Scientific American Gives First Presidential Endorsement in 175 Years — to Joe Biden

Joshua Lott/Getty Images Former Vice President Joe Biden

Scientific American has stayed out of presidential races for the entirety of its 175-year history, but "this year" the magazine's editors say they "are compelled to" endorse Joe Biden in large part because of the government's handling of the novel coronavirus.

"We do not do this lightly," the editors wrote in their first-ever endorsement, included in the October issue.

"The evidence and the science show that Donald Trump has badly damaged the U.S. and its people—because he rejects evidence and science," they wrote, explaining they believe the "most devastating example" has been Trump's "dishonest and inept response to the COVID-19 pandemic."

"He has also attacked environmental protections, medical care, and the researchers and public science agencies that help this country prepare for its greatest challenges," the editors continued. "That is why we urge you to vote for Joe Biden, who is offering fact-based plans to protect our health, our economy and the environment."

Earlier this month, journalist Bob Woodward released audio showing Trump, 74, chose to downplay the the dangers of the coronavirus disease COVID-19 because he didn't want to cause "panic" — though he publicly insisted it was no more dangerous than the flu, which was a lie.

Since January, more than 195,000 people in the U.S. have died from the coronavirus, according to a New York Times tracker.

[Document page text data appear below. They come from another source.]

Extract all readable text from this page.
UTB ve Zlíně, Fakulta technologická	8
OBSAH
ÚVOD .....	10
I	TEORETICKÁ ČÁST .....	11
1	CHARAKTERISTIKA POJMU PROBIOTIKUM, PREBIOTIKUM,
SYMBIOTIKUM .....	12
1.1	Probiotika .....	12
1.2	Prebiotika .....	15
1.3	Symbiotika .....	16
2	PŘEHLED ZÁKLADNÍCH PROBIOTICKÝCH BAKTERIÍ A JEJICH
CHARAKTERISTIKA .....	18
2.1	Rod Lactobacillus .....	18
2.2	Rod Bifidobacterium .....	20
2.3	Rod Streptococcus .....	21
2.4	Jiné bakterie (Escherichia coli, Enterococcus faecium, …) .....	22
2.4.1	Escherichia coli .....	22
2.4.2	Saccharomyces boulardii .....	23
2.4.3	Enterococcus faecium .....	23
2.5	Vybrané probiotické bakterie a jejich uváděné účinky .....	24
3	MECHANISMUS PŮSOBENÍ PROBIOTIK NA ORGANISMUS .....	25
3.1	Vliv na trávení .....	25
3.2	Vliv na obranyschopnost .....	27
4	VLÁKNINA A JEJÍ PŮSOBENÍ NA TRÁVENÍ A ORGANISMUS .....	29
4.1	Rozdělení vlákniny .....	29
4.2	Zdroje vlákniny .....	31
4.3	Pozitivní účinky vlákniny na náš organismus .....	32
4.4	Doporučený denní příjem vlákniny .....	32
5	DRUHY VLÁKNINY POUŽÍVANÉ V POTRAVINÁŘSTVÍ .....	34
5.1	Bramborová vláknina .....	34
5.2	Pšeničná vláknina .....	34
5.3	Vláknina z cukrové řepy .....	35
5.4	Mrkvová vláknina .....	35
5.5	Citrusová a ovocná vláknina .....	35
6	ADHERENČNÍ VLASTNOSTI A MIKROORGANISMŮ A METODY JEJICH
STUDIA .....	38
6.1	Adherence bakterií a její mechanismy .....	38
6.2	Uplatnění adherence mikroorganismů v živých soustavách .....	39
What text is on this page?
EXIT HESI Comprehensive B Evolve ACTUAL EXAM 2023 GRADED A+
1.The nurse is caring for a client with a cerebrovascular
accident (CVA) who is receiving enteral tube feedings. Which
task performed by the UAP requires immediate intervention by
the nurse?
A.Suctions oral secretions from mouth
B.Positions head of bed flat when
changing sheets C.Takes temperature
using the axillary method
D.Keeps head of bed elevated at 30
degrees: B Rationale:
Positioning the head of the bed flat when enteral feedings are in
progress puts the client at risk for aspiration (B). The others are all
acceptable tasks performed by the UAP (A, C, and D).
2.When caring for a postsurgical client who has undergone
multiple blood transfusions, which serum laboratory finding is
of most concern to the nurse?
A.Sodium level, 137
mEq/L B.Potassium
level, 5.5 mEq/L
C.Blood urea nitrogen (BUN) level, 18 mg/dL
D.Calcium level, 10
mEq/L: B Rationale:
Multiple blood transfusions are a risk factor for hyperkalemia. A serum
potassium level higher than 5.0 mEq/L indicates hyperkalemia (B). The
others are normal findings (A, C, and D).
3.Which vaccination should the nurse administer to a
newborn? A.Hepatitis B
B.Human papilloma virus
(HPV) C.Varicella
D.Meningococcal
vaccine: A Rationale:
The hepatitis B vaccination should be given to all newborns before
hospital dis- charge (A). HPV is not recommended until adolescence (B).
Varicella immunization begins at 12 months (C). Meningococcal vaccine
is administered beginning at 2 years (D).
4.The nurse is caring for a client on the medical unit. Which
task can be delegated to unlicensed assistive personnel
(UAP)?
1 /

The president also openly disputed California officials and scientists this week while traveling to the state, following a summer in which millions of acres of land have been burned by wildfires — covering the West Coast skies in an apocalyptic glow for days, while smoke from the fires has drifted all the way to the East Coast.

"It'll start getting cooler. You just watch,” Trump told Wade Crowfoot, the California secretary for natural resources, during a public roundtable meeting.

RELATED: Trump Is Recorded Saying Coronavirus Is 'Deadly Stuff' Even as He Publicly Downplayed It

Andrew Harnik/AP/Shutterstock President Donald Trump (second from left) speaks during a wildfire briefing at Sacramento McClellan Airport on Monday.

"I wish science agreed with you," Crowfoot told the president.

Trump, who has a history of questioning the scientific consensus on climate change, responded: "I don't think science knows, actually.”

The editors of Scientific American, the oldest monthly magazine in the U.S., says it at least knows Biden, 77, "can set the country back on course for a safer, more prosperous and more equitable future."

The magazine's endorsement laid out a number of Biden policies that it believes would be a move forward for science in the country, starting with Biden's belief in climate change.

RELATED: Trump Claims California Will ‘Start Getting Cooler’ — While Biden Calls Him a ‘Climate Arsonist’

The magazine's editors also cited the Democratic presidential nominee's plans to create jobs for hundreds of thousands of people who became unemployed in recent months through a Public Health Job Corps in which workers would "serve as contact tracers and in other health jobs" related to the country's COVID-19 response, as well as other preventative health measures related to the pandemic and climate change.

"It is not certain how many of these and his other ambitions Biden will be able to accomplish," the editors wrote, "But he is acutely aware that we must heed the abundant research showing ways to recover from our present crises and successfully cope with future challenges."